Search feature–user empowerment or application laziness?

Recently I was asked to help implement a search feature for an application.

Brief: “The user can search for anything”.

Me: “What are they trying to find and why?”

I confess I’m not sure about searching. On one hand I think it is a great idea to be able to search across the application looking for data in whatever way I want. After-all that is my expectation now I’m used to Google/Bing, right? But then are my searches in Binogle the same as I want in my application? For example, imagine we have a hospital application and we have discovered a child has meningitis, doesn’t happen that often but enough that we have a hospital policy in place. If a child contracts meningitis then we have to send a letter to all patients in the same ward who were/are there at the same time as this infected child. Now we could choose not to do anything special, just let the Search take the stain.

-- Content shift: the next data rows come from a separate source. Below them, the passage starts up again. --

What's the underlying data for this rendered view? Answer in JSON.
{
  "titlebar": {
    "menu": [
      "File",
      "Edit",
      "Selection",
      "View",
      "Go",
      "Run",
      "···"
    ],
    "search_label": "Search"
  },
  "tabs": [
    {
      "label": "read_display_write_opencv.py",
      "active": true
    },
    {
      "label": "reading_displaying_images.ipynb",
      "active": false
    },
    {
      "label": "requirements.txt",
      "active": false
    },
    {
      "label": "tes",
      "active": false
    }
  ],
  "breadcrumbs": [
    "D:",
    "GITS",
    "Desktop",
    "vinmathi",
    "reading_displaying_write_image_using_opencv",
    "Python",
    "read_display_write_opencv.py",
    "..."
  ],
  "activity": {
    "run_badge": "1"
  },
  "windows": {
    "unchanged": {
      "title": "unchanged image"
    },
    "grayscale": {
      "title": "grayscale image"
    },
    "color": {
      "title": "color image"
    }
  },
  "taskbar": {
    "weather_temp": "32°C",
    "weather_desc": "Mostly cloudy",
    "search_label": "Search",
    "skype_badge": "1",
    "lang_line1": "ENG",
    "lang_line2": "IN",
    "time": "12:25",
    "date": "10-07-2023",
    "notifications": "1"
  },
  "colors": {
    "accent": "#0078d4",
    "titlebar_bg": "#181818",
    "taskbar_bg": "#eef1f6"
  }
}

1. Search child’s name – 12 hits, yes that’s the one, click on them, Ward 10 and was admitted 10-Apr-2017.  3. “+ward 10” 4. Date filter from 10-Apr-2012 to Now 5. That gives 30 results 6. Select all results, send to Report feature 7. Mail + email merge and send from Report feature.

An alternative approach would be to suggest that this policy is important and is time critical. We should make this a specific feature or at least a first class part of the Report feature;

1. Select Notifications->Send Meningitis Warning 2. Search child’s name, 12 hits, yes that’s the one 2. Send Warning

The second method is obviously faster and less error prone. The system understands it needs to look at the ward and the date, that knowledge is baked into the feature.

So back to my original question, why does someone want to search across the application? Do we do this because we are bad at analysis? Do we provide a search as a catch-all and check the statistics to see if a pattern emerges that could be promoted into a feature – would the users have left by then? What’s the harm in offering both approaches?

For me it boils down to two things; 1) Return on Investment – was is the benefit of a specific feature over a general wider brush 2) Do we even think about?

This post is really about (2). Some features are now so common that it’s hard to remember why we put them there in the first place. I would just like to use this to remind myself to always question a requirement, even when others think it’s a no-brain must-have feature.